O sistema penitenciário paulista está em alerta devido à invasão, detectada em diferentes unidades do Estado, de um inimigo quase "invisível": os microcelulares.
São aparelhos com cerca de seis centímetros de altura, semelhantes a um controle remoto de portão automático de prédio residencial, leves como uma caneta. Como comparação, a altura de um iPhone 6 varia entre 13,8 cm e 15,8 cm, dependendo do modelo.
A estrutura de plástico dos microcelulares dá a eles imunidade aos detectores de metais existentes nas prisões –um dos principais instrumentos de combate à entrada de material ilícito, incluindo armas e celulares.
O governo decidiu alertar as penitenciárias para buscar estratégias contra a invasão desses aparelhos após a apreensão de dezenas de unidades nos últimos dois meses.
Os modelos, contrabandeados da China, não têm inscrição de fabricante nem são achados em lojas comuns.
FACÇÕES
O uso de celulares nos presídios é um dos principais instrumentos de articulação de facções criminosas para controlar seus integrantes e manter a influência fora da cadeia. A série de ataques do PCC (Primeiro Comando da Capital) em 2006 foi comandada de dentro das penitenciárias.
"Quem detém a comunicação, informação, detém poder", afirma Adriana de Melo Nunes Martorelli, presidente da comissão de Política Criminal e Penitenciária da Ordem dos Advogados do Brasil.
O número de apreensões dos diversos tipos de celular em presídios paulistas dá a dimensão de como se trata de um produto cobiçado.

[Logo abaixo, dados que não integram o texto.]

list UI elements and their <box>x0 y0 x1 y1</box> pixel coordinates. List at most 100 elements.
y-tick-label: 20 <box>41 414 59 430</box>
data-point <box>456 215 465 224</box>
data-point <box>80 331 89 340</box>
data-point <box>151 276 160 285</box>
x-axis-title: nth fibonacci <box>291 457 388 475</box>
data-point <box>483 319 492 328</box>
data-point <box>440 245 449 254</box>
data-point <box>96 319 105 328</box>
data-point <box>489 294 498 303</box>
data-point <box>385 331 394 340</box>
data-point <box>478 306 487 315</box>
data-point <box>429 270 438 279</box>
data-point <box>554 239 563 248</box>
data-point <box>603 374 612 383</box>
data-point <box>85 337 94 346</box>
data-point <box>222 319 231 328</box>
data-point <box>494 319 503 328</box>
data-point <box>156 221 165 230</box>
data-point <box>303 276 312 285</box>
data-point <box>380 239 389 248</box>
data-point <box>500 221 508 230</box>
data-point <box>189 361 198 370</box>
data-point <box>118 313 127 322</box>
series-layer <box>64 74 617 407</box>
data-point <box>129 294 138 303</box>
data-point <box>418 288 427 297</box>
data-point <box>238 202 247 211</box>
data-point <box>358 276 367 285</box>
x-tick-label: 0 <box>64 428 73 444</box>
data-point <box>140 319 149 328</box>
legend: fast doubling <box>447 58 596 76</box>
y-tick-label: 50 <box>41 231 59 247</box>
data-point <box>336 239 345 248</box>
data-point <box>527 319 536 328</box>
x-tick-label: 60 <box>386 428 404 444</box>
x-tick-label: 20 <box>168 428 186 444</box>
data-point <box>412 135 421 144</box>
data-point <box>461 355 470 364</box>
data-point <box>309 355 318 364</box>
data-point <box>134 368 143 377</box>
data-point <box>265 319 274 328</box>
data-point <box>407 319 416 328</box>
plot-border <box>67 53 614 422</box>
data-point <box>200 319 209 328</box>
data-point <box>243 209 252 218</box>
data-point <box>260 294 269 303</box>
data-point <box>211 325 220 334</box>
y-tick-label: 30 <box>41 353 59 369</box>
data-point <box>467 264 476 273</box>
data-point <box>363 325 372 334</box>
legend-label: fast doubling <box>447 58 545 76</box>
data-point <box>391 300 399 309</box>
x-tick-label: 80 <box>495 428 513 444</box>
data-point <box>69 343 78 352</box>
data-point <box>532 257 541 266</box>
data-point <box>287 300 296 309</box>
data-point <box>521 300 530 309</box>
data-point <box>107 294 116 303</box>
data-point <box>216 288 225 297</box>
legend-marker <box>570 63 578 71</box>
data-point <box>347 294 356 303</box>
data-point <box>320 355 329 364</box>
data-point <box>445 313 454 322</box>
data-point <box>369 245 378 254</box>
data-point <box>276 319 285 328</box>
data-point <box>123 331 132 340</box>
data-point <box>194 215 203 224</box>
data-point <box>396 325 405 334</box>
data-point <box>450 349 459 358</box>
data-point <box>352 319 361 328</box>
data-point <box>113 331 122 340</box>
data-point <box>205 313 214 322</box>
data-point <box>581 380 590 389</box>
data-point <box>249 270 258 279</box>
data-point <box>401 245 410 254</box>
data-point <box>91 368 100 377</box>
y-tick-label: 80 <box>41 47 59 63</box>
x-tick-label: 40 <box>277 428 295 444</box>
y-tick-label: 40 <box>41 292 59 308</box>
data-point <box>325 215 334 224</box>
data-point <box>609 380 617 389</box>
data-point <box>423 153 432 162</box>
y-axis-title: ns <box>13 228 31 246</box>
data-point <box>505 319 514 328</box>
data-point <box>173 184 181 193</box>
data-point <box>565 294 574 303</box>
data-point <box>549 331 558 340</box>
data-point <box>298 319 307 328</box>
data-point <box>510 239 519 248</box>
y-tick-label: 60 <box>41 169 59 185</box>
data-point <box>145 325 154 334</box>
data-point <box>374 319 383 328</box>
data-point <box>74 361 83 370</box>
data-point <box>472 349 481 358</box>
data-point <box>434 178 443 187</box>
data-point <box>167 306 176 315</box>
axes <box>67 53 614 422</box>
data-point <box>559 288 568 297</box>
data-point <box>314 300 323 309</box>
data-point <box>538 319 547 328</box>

Somente no primeiro semestre deste ano, foram mais de 7.300 aparelhos apreendidos por agentes nas mais de 160 unidades prisionais de São Paulo –incluindo unidades do regime fechado e semiaberto (de ambos os sexos).

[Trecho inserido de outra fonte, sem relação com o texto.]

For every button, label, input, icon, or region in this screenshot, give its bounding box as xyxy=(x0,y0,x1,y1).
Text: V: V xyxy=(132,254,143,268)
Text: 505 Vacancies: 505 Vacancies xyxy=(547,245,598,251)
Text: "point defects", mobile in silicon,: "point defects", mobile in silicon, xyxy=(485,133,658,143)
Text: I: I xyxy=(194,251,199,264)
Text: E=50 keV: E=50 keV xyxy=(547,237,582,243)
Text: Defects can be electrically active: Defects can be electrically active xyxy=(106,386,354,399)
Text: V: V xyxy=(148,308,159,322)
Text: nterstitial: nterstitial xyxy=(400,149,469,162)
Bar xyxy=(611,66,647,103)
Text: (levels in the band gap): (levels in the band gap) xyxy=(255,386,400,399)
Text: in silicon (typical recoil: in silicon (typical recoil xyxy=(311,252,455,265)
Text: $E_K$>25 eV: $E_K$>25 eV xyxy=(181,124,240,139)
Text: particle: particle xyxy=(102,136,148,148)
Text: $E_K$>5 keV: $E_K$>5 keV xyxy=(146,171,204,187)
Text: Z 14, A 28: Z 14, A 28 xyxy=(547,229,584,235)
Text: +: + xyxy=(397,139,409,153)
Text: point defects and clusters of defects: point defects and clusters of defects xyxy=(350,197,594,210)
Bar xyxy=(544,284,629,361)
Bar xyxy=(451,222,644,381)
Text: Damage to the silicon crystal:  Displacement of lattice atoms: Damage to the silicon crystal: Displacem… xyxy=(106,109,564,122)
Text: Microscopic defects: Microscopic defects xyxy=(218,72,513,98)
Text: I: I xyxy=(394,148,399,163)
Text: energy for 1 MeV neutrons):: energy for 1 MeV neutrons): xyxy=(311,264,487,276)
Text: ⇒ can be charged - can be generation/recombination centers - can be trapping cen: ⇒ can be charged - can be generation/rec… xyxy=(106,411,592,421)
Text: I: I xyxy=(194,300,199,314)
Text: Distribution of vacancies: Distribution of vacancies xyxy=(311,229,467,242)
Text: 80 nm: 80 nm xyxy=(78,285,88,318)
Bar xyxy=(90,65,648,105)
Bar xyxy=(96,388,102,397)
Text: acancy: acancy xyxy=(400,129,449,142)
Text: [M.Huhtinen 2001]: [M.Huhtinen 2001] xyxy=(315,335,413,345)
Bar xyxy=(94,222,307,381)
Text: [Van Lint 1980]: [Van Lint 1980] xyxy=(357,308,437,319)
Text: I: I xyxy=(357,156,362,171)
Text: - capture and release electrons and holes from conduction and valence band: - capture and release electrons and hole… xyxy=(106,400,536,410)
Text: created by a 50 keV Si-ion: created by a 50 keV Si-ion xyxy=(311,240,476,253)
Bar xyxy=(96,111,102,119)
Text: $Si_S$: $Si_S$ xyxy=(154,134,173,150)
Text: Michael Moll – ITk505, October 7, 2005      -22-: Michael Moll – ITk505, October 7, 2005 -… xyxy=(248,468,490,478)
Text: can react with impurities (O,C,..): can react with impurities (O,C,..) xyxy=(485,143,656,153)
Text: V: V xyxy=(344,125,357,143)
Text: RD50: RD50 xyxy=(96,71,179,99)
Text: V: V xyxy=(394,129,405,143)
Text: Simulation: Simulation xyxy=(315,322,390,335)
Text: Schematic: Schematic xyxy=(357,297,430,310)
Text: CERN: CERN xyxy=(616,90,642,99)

A importância que os presos dão ao "produto" motiva estratégias tanto para burlar a fiscalização (caso dos microcelulares) como para corrompê-la. Conforme mostrou a Folha neste mês, há um comércio de celulares nas prisões. Quanto mais difícil o acesso, mais caro fica o aparelho.
Em linhas gerais, funcionários e prestadores de serviço são submetidos a revistas manuais para entrar nas penitenciárias. Mas, pelo regimento interno, isso não é permitido com advogados a trabalho. Dessa forma, a única checagem desse profissional é pelo detector de metal. "Não apitou, pode entrar", diz Adriana Martorelli, da OAB.
Embora, em geral, os advogados não tenham acesso direto ao preso (ambos são separados por vidro ou telas), todo preso atendido por seu defensor deve ser revistado.
As vistorias atingem também as comidas e correspondências recebidas por presos.
Para a presidente da comissão da OAB, combater a entrada de celulares é tão importante quanto impedir armas e drogas nas prisões.
BLOQUEADORES
Além do controle de entrada dos aparelhos, outra estratégia discutida há mais de uma década é bloquear seu funcionamento nos presídios.
A implantação de bloqueadores de celulares foi prometida pelo governo no Estado inteiro no início dos anos 2000, mas isso não aconteceu.
Em 2011, por exemplo, segundo interceptações telefônicas feitas pela Polícia Federal, presos da Penitenciária 2 de Presidente Venceslau, interior de SP, ficaram mais de nove horas e meia em ligação de forma ininterrupta.
O teor das conversas envolvia a distribuição de maconha e cocaína pelo país.
O Estado atribui problemas de tecnologia para a maioria dos presídios continuar sem os bloqueadores –que podem atrapalhar a vizinhança.